M. [M] n'est donc pas fondé à réclamer une créance contre Mme [S] pour le paiement des dettes issues de la vie courante du ménage.
En ce qui concerne l'enrichissement sans cause, M. [M] ne justifie pas d'un enrichissement de Mme [S], ni d'une absence de cause puisque le règlement des dettes par le plan de surendettement était causé par les dépenses courantes de la famille.
Le jugement sera donc confirmé en ce qu'il a débouté M. [M] de ses demandes au titre des dettes incluses dans le dossier de surendettement.
Sur les dépens et les frais
Il sera fait masse des dépens qui seront partagés par moitié entre les parties. M. [M] sera dispensé de rembourser la part d'aide juridictionnelle de Mme [S].

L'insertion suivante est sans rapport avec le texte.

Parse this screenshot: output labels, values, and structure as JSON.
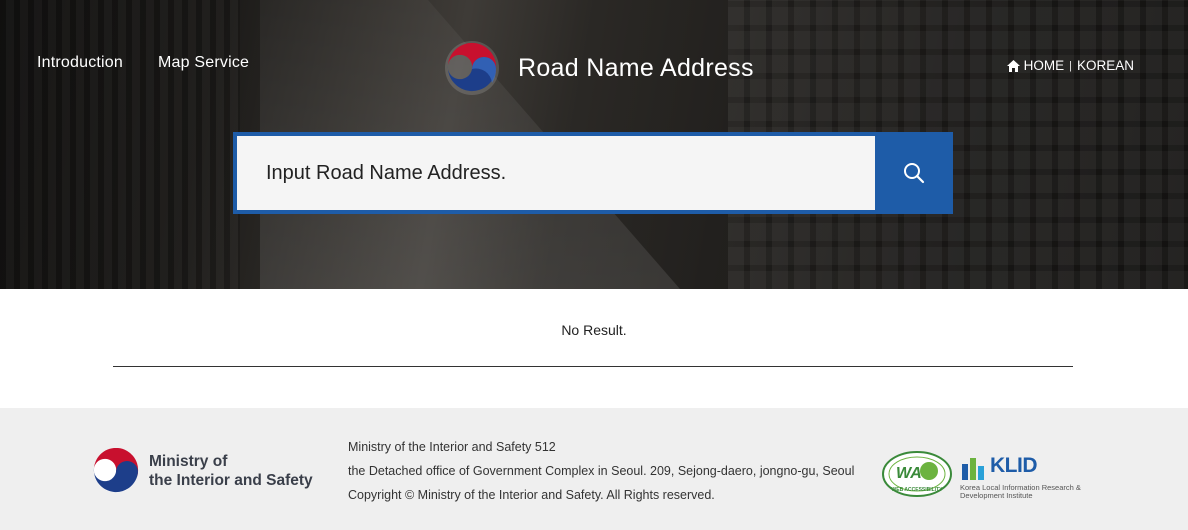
{
  "header": {
    "nav": [
      "Introduction",
      "Map Service"
    ],
    "brand_title": "Road Name Address",
    "home_label": "HOME",
    "separator": "|",
    "language_label": "KOREAN"
  },
  "search": {
    "placeholder": "Input Road Name Address.",
    "button_icon": "search-icon"
  },
  "result": {
    "message": "No Result."
  },
  "footer": {
    "ministry_line1": "Ministry of",
    "ministry_line2": "the Interior and Safety",
    "address_line1": "Ministry of the Interior and Safety 512",
    "address_line2": "the Detached office of Government Complex in Seoul. 209, Sejong-daero, jongno-gu, Seoul",
    "copyright": "Copyright © Ministry of the Interior and Safety. All Rights reserved.",
    "wa_text": "WA",
    "wa_label": "WEB ACCESSIBILITY",
    "klid_name": "KLID",
    "klid_sub_line1": "Korea Local Information Research &",
    "klid_sub_line2": "Development Institute"
  },
  "colors": {
    "accent": "#1e5ca8",
    "taeguk_red": "#c8102e",
    "taeguk_blue": "#1d3e8a",
    "footer_bg": "#efefef"
  }
}
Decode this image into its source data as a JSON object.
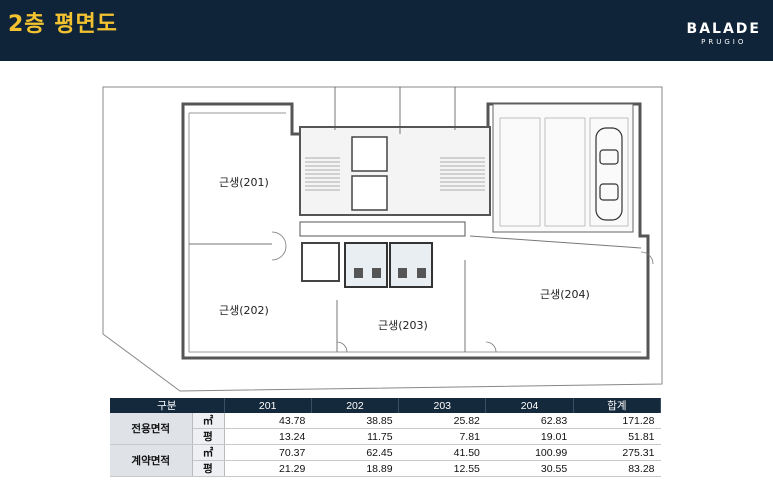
{
  "header": {
    "title": "2층 평면도",
    "brand_main": "BALADE",
    "brand_sub": "PRUGIO",
    "background": "#0f2438",
    "title_color": "#f2c230"
  },
  "plan": {
    "rooms": {
      "r201": "근생(201)",
      "r202": "근생(202)",
      "r203": "근생(203)",
      "r204": "근생(204)"
    }
  },
  "area_table": {
    "headers": [
      "구분",
      "201",
      "202",
      "203",
      "204",
      "합계"
    ],
    "groups": [
      {
        "label": "전용면적",
        "rows": [
          {
            "unit": "㎡",
            "values": [
              "43.78",
              "38.85",
              "25.82",
              "62.83",
              "171.28"
            ]
          },
          {
            "unit": "평",
            "values": [
              "13.24",
              "11.75",
              "7.81",
              "19.01",
              "51.81"
            ]
          }
        ]
      },
      {
        "label": "계약면적",
        "rows": [
          {
            "unit": "㎡",
            "values": [
              "70.37",
              "62.45",
              "41.50",
              "100.99",
              "275.31"
            ]
          },
          {
            "unit": "평",
            "values": [
              "21.29",
              "18.89",
              "12.55",
              "30.55",
              "83.28"
            ]
          }
        ]
      }
    ]
  }
}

Au regard de l'équité et de la situation des parties, elles seront déboutées de leurs demandes respectives au titre de l'article 700 du code de procédure civile.
PAR CES MOTIFS
La cour, après en avoir délibéré, statuant publiquement, par mise à disposition au greffe, par arrêt contradictoire et en dernier ressort,
Dans la limite de sa saisine,
Infirme le jugement déféré en ce qu'il a :
- fixé l'indemnité d'occupation due par M. [M] à la somme mensuelle de 790 € à compter du 1er mars 2014, soit 64.780 € à la date du jugement
- débouté M. [M] de sa demande d'indemnité au titre de son industrie personnelle,
Statuant à nouveau sur les chefs infirmés,
Fixe l'indemnité d'occupation due par M. [M] à l'indivision à la somme mensuelle de 632€ à compter du 1er mars 2014 jusqu'à la date de jouissance divise, et dit que cette somme sera portée au débit de son compte d'indivision,
Précise que si les parties fixent la date de jouissance divise au jour du jugement la somme de 51.824 € devra être inscrite au débit de son compte d'indivision,
Fixe à la somme de 5.000 € l'indemnité due par l'indivision à M. [M] au titre de son industrie personnelle, sur le fondement de l'article 815-12 du code civil, et dit que cette somme sera portée au crédit de son compte d'indivision,
Confirme le jugement déféré en ce qu'il a débouté M. [M] de sa demande au titre du remboursement des dettes contenues dans le plan de surendettement,
Déboute les parties de leurs demandes au titre de l'article 700 du code de procédure civile,
Fait masse des dépens qui seront partagés par moitié entre les parties,
Dispense M. [M] de rembourser la part d'aide juridictionnelle de Mme [S].